Blue Cheese and Liberal-Thinking Hemp Farmers

First impressions are funny things. Whether it’s your thoughts on cheese (like an old boss refusing to eat anything but plastic cheese due to some vestigial decision made about dairy) or your thoughts on that hippie across the road, we all make snap judgements.

I was at the Blackwattle Deli in Sydney’s Fish Markets (have you been there? Wow! That place is the biz-nay) and I picked up a wedge of Byron Bay Blue made right here in Australia by the Bangalow Cheese Company. And as I made the purchase, I felt it – that old familiar feeling. It was Judgemental Claire, and she was coming back.




The cheese cabinet at Blackwattle Deli.

Was this cheese made by some sort of dreadlocked, tie-dyed drifter in a makeshift yurt on the outskirts of Nimbin? Would it taste anything like a proper blue? Do hippies even
learn about colours in their backyard Steiner schooling system? Would it be…(gulp) pasteurised?

Hang the expense and stop being so judgey Claire. Let’s try it and see.

My first impression of this cheese is that it reminds me of Stilton, but that’s an unfair snap judgement to make too. It implies that any antipodean fare must be constantly compared to its more famous and more colonial forebears, and to do so denies the very Australianness of this cheese.

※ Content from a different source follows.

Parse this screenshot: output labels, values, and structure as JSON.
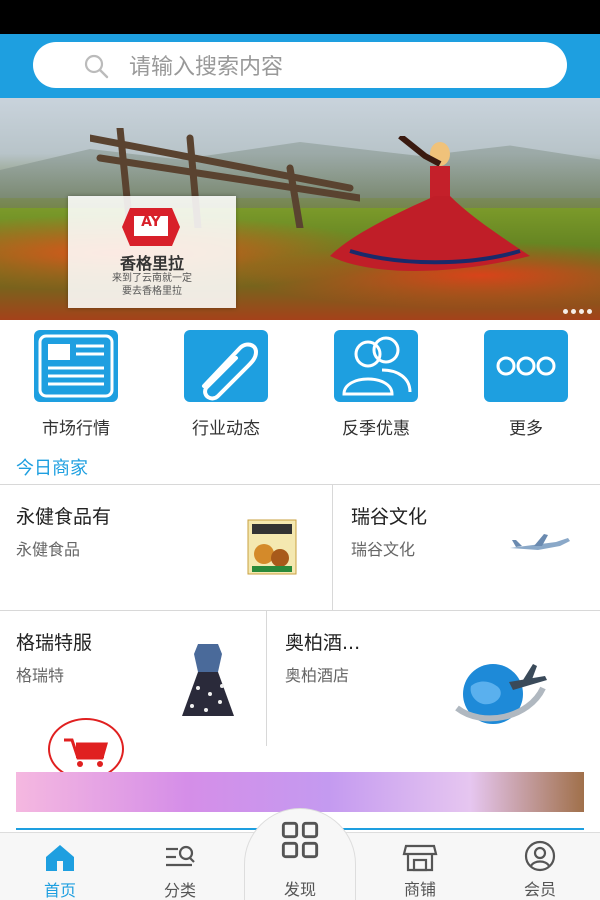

Yes, it has a complex flavour that is built-on-Stilton. Yes it is from a fairly young (comparatively) cheese producer and, yes, it will get better with age.


But you know what? Just like the stereotypical hemp farmer of Bangalow, it has a certain nutty charm. Like your average Bangalow hippie, its kind-of-gross external crust (formed after months spent in a dimly lit cupboard) is just another charm that makes you realise that this cheese has
been places dude, and no amount of corporate pseudo-bourgeois city talk from the “Man” will ever change the fact that this cheese is inextricably linked to its rural-pinko-commie upbringing. Or something.

Plus, the more you hang around this cheese, the more you get the munchies.

Mum might not be impressed that you didn’t bring Stilton home for dinner, and that your current selection is a little less Oxford-punting-champion and a little more Appalachian-goat-wool-expert. While one of them was reading the Classics at Cambridge, the other was sitting in a cupboard, beginning to smell. While one was selected for the Henley Polo Tournament, the other was sitting in a cupboard…beginning to smell.

But you know what? We’re out of the cupboard now and we’re happy mum. And we’ve got the tofu co-op up north to prove it.